Economics of recruiting
A new way to predict where top prospects will end up
Posted: Wednesday January 23, 2008 11:35AM; Updated: Wednesday February 6, 2008 5:32PM
Jeannette, Pa., quarterback Terrelle Pryor will sign with Ohio State, Foley, Ala., receiver Julio Jones will choose Alabama and Ventura, Calif., running back Darrell Scott will pick Texas. This isn't my opinion, nor do I have any inside information.
Using equations that contain more Greek letters than your favorite school's fraternity row, three economists have devised a way to predict the college choices of top football prospects. In two recruiting seasons (2005 and 2007), the College Football Recruiting Prediction model developed by Mike DuMond, Allen Lynch and Jennifer Platania has correctly predicted the college choice of the members of the Rivals 100 with 72.5 percent accuracy. The economists, who were published last week in the Journal Of Sports Economics, plan to predict the destinations of the nation's top 250 recruits on their Web site later this month, but DuMond ran the numbers of the three previously mentioned recruits to offer a taste of what to expect. According to the model, there is a 40.2 percent chance Pryor will choose Ohio State, compared to a 37.9 percent chance he will choose Michigan.
In addition to predicting the future, the model provided empirical evidence that BCS schools enjoy a prohibitive advantage over their non-BCS brethren in recruiting top talent. It also disproved several long-held beliefs about recruiting. For example, recruits don't seem to care how many players a school puts in the NFL, they aren't as interested in early playing time as they claim and scholarship reductions actually increase the likelihood that a top recruit will pick a particular school.
So what possessed three highly educated professionals to devote countless hours of their spare time to predicting the whims of 17- and 18-year-old football players? The easy answer is they live in the South. The trio met in the early '90s as doctoral candidates at Florida State. DuMond and Lynch, both Floridians, love the Seminoles. Platania, meanwhile, roots for her home-state West Virginia Mountaineers. And even though they had scattered -- DuMond works for a Tallahassee, Fla., consulting firm, Lynch teaches economics at Mercer in Macon, Ga., and Platania teaches at Elon in North Carolina -- they still yearned in 2004 to understand why certain prospects chose certain schools.

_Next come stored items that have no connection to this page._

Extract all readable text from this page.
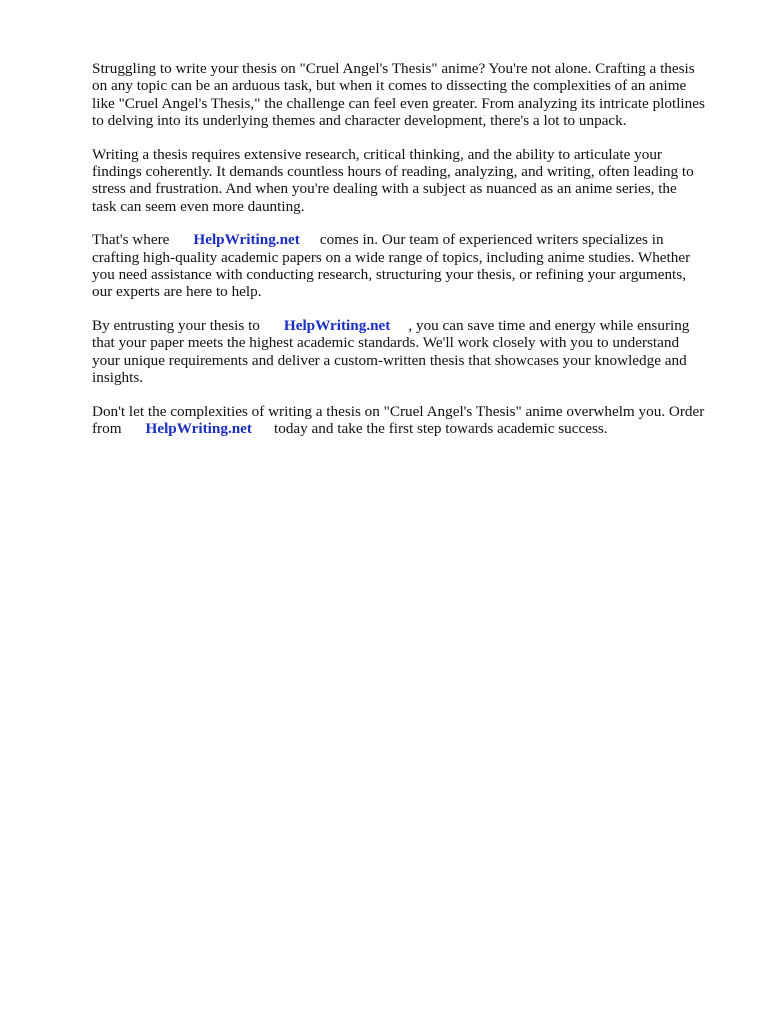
Struggling to write your thesis on "Cruel Angel's Thesis" anime? You're not alone. Crafting a thesis
on any topic can be an arduous task, but when it comes to dissecting the complexities of an anime
like "Cruel Angel's Thesis," the challenge can feel even greater. From analyzing its intricate plotlines
to delving into its underlying themes and character development, there's a lot to unpack.

Writing a thesis requires extensive research, critical thinking, and the ability to articulate your
findings coherently. It demands countless hours of reading, analyzing, and writing, often leading to
stress and frustration. And when you're dealing with a subject as nuanced as an anime series, the
task can seem even more daunting.

That's where HelpWriting.net comes in. Our team of experienced writers specializes in
crafting high-quality academic papers on a wide range of topics, including anime studies. Whether
you need assistance with conducting research, structuring your thesis, or refining your arguments,
our experts are here to help.

By entrusting your thesis to HelpWriting.net , you can save time and energy while ensuring
that your paper meets the highest academic standards. We'll work closely with you to understand
your unique requirements and deliver a custom-written thesis that showcases your knowledge and
insights.

Don't let the complexities of writing a thesis on "Cruel Angel's Thesis" anime overwhelm you. Order
from HelpWriting.net today and take the first step towards academic success.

"You read interviews with some of these recruits ... and they say 'I felt more comfortable there' or something really vague like that," DuMond said. "We were just trying to figure out if we could put any science behind that sort of decision."

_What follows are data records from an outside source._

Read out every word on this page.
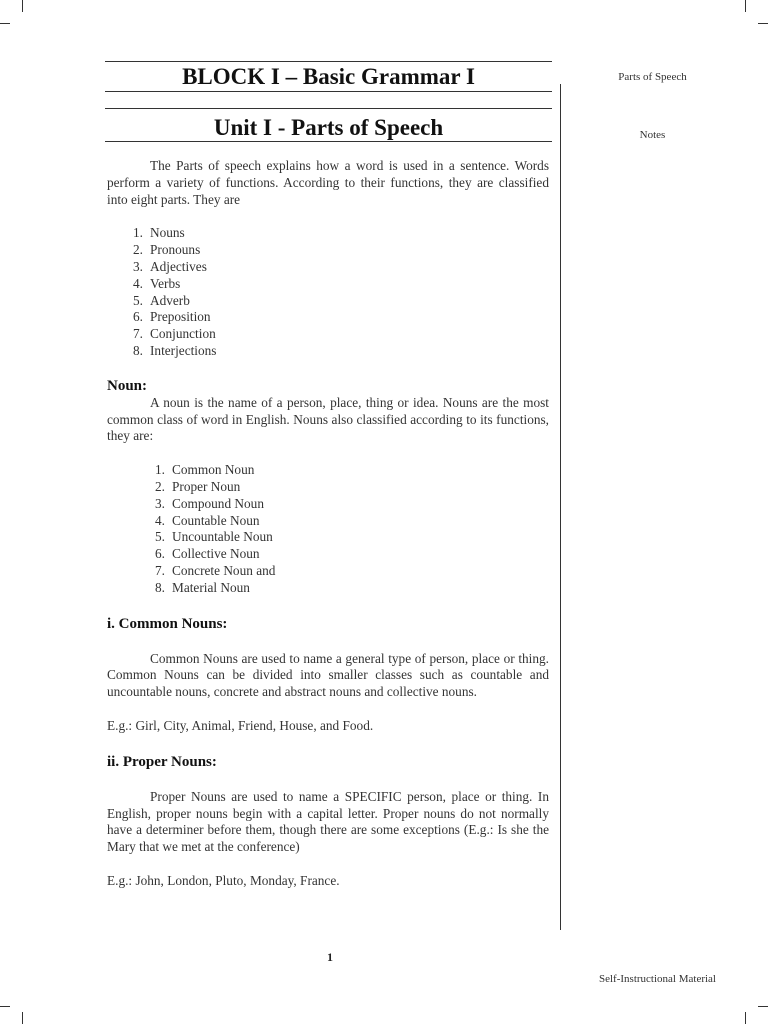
BLOCK I – Basic Grammar I
Unit I - Parts of Speech
Parts of Speech
Notes

The Parts of speech explains how a word is used in a sentence. Words perform a variety of functions. According to their functions, they are classified into eight parts. They are

1. Nouns
2. Pronouns
3. Adjectives
4. Verbs
5. Adverb
6. Preposition
7. Conjunction
8. Interjections
Noun:

A noun is the name of a person, place, thing or idea. Nouns are the most common class of word in English. Nouns also classified according to its functions, they are:

1. Common Noun
2. Proper Noun
3. Compound Noun
4. Countable Noun
5. Uncountable Noun
6. Collective Noun
7. Concrete Noun and
8. Material Noun
i. Common Nouns:

Common Nouns are used to name a general type of person, place or thing. Common Nouns can be divided into smaller classes such as countable and uncountable nouns, concrete and abstract nouns and collective nouns.

E.g.: Girl, City, Animal, Friend, House, and Food.

ii. Proper Nouns:

Proper Nouns are used to name a SPECIFIC person, place or thing. In English, proper nouns begin with a capital letter. Proper nouns do not normally have a determiner before them, though there are some exceptions (E.g.: Is she the Mary that we met at the conference)

E.g.: John, London, Pluto, Monday, France.

1
Self-Instructional Material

So DuMond, Lynch and Platania scoured the archived data on Rivals.com for the recruiting classes of 2002-04. During an 18-month span, they devised a set of more than two dozen variables (official visits, distance from the player's home, school recruiting budgets, age of each school's stadium, etc.) and built a model. They devised equations that told them what mattered most when a recruit made his decision. After plenty of heavy thinking and trial and error, they developed a statistical formula they believed would accurately predict a recruit's college choice.

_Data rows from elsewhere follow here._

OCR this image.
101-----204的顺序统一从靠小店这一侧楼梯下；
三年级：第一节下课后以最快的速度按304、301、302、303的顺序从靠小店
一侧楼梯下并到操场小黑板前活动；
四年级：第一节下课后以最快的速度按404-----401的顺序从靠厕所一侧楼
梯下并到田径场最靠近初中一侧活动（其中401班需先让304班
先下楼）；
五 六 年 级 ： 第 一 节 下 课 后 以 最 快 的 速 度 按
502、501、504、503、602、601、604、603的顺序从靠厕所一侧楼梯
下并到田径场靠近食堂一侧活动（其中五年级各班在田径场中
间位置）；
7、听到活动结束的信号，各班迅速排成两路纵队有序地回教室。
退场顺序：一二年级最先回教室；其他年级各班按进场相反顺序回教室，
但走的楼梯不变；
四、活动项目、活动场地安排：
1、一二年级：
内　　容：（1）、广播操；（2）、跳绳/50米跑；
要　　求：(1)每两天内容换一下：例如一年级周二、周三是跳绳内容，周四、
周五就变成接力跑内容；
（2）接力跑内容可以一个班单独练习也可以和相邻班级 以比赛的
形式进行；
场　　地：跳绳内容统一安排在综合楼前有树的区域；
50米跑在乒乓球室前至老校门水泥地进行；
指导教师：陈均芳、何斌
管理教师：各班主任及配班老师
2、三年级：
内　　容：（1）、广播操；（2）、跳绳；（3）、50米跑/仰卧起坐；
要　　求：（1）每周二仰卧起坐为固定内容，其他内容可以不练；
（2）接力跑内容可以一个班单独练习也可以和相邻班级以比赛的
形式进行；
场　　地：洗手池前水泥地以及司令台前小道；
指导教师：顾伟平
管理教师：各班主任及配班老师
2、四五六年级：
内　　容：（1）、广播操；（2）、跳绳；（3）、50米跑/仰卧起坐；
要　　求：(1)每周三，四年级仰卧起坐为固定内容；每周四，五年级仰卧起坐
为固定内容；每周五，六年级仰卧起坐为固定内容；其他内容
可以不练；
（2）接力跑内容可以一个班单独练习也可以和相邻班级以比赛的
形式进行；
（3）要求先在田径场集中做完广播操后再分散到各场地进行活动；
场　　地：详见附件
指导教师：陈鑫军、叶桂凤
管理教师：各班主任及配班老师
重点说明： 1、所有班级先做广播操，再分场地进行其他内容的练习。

Using a computer program called SAS (Statistical Analysis Software), the trio fed the pertinent data for the 2005 Rivals 100 into the model. They ignored whether players had already committed, instead using each player's final set of schools to see if the model would spit out a correct prediction. The model went 71 for 100, and it correctly guessed the destinations of the six highest-ranked players (Derrick Williams, Jerrell Powe, Eugene Monroe, Fred Rouse, Callahan Bright and Mark Sanchez).